A Mortgage loan is a secured loan product and it is secured by the collateral of specified real estate property that the borrower is indebted to pay back within a predetermined set of regular monthly payments. Mortgage Loan are mostly used for any kind of working capital requirement, purchasing any other property or buying any other things without having to pay the full value upfront. In Mortgage Loan, the borrower repays the loan, plus interest over a period of many years, until he/she eventually owns the property free of any existing debt. The bank retains the authority to foreclose if the borrower stops from paying. Mortgage loan have been in existence for a long time in countries like North America, they were more or less part of the unorganized sector until a few years ago in India. After the liberalization caught on in the 90’s, a number of financial corporations have opened up to mortgage loans.

There are six types of mortgages in India

1. Simple Mortgage

The ownership of the mortgaged property is not transferred from mortgager to mortgagee in simple mortgage. If the loan is not repaid by the mortgagor then the mortgagee has a right to sell the property to recover the mortgage.

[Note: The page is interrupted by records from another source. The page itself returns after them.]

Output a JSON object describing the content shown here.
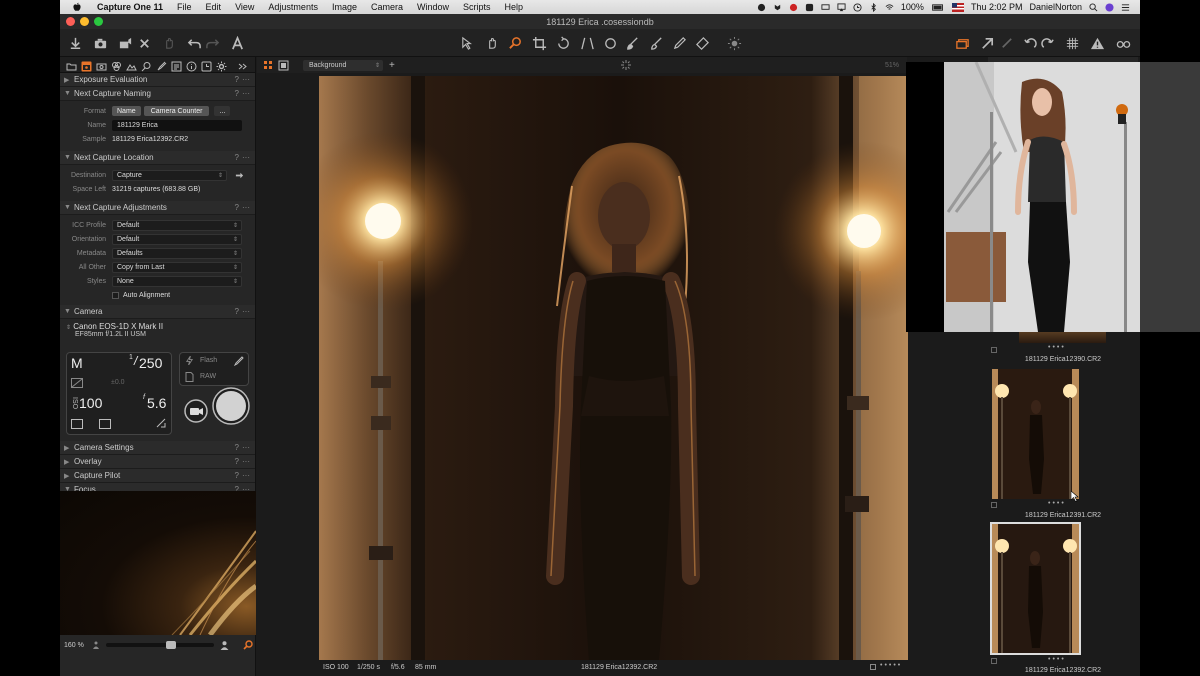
{
  "menubar": {
    "app_name": "Capture One 11",
    "menus": [
      "File",
      "Edit",
      "View",
      "Adjustments",
      "Image",
      "Camera",
      "Window",
      "Scripts",
      "Help"
    ],
    "battery": "100%",
    "clock": "Thu 2:02 PM",
    "user": "DanielNorton"
  },
  "window": {
    "title": "181129 Erica .cosessiondb"
  },
  "panel": {
    "sections": {
      "exposure_evaluation": "Exposure Evaluation",
      "next_capture_naming": "Next Capture Naming",
      "next_capture_location": "Next Capture Location",
      "next_capture_adjustments": "Next Capture Adjustments",
      "camera": "Camera",
      "camera_settings": "Camera Settings",
      "overlay": "Overlay",
      "capture_pilot": "Capture Pilot",
      "focus": "Focus"
    },
    "help_mark": "?",
    "more_mark": "···",
    "naming": {
      "format_label": "Format",
      "format_tokens": [
        "Name",
        "Camera Counter"
      ],
      "format_more": "...",
      "name_label": "Name",
      "name_value": "181129 Erica",
      "sample_label": "Sample",
      "sample_value": "181129 Erica12392.CR2"
    },
    "location": {
      "destination_label": "Destination",
      "destination_value": "Capture",
      "space_label": "Space Left",
      "space_value": "31219 captures (683.88 GB)"
    },
    "adjustments": {
      "icc_label": "ICC Profile",
      "icc_value": "Default",
      "orientation_label": "Orientation",
      "orientation_value": "Default",
      "metadata_label": "Metadata",
      "metadata_value": "Defaults",
      "allother_label": "All Other",
      "allother_value": "Copy from Last",
      "styles_label": "Styles",
      "styles_value": "None",
      "auto_alignment": "Auto Alignment"
    },
    "camera": {
      "model": "Canon EOS-1D X Mark II",
      "lens": "EF85mm f/1.2L II USM",
      "mode": "M",
      "shutter": "250",
      "exposure_comp": "±0.0",
      "iso": "100",
      "aperture": "5.6",
      "flash_label": "Flash",
      "raw_label": "RAW"
    },
    "zoom": "160 %"
  },
  "viewer": {
    "background_select": "Background",
    "zoom_pct": "51%",
    "info": {
      "iso": "ISO 100",
      "shutter": "1/250 s",
      "aperture": "f/5.6",
      "focal": "85 mm",
      "filename": "181129 Erica12392.CR2"
    }
  },
  "browser": {
    "thumbs": [
      {
        "caption": "181129 Erica12390.CR2"
      },
      {
        "caption": "181129 Erica12391.CR2"
      },
      {
        "caption": "181129 Erica12392.CR2"
      }
    ]
  },
  "colors": {
    "accent": "#e8742a",
    "panel": "#262626",
    "viewer": "#1b1b1b"
  }
}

2. Mortgage by conditional sale

The property is sold by the mortgagor to the mortgagee on conditional basis. The sell becomes absolute and complete on default, but if the mortgagor repays the loan the sale becomes null and void.

3. Usufructuary Mortgage

The property is owned by the mortgagee and all the income coming from the property is received by the mortgagee until the payment of loan/mortgage is complete. There is no time limit of the repayment of the loan.

4. English Mortgage

The mortgaged property is transferred to the mortgagee by the mortgager absolutely and binds him/her to repay the loan on a certain date with the condition that the mortgagee will re-transfer the property to the mortgagor on repayment of loan before the agreed date.

5. Reverse Mortgage

The mortgagee lends money to senior citizens against their property/house. There is no need to repay the mortgage as the property automatically goes into the possession of the mortgagee in the event of the death of mortgagor. The loan is awarded as a lump sum amount or in monthly installment.

6. Anomalous Mortgage

If the mortgage does not fall under the purview in any other type of mortgage is anomalous mortgage. It can be a combination of different mortgages. The Indian mortgage industry was quite unorganized until recently. But now due to huge real estate requirements and its fast development has fueled the sector’s growth. The mortgage rates in India are registering 20 to 25% growth from the year 2000 onwards.

Paying off your Mortgage :

A Mortgage loan is usually paid off in the form of monthly installments. The interest on the loan might be fixed or floating depending on the varying market value of the property in question. But Mortgage loans with fixed interests and paid off over extended periods such as tenures of 10, 12, or even 50 years constitute the most common category of Mortgage loans. We at offer all the possible variations that will undoubtedly be of great help to all kinds of loan seekers.

You might also want to be accustomed to a few legal terms before you delve any deeper with the information. The period over which a Mortgage loan is paid off is called the amortization period. In other words, as the monthly installments for the repayment of the loan are collected by the bank issuing the loan, the entire mortgage is gradually paid off or amortized.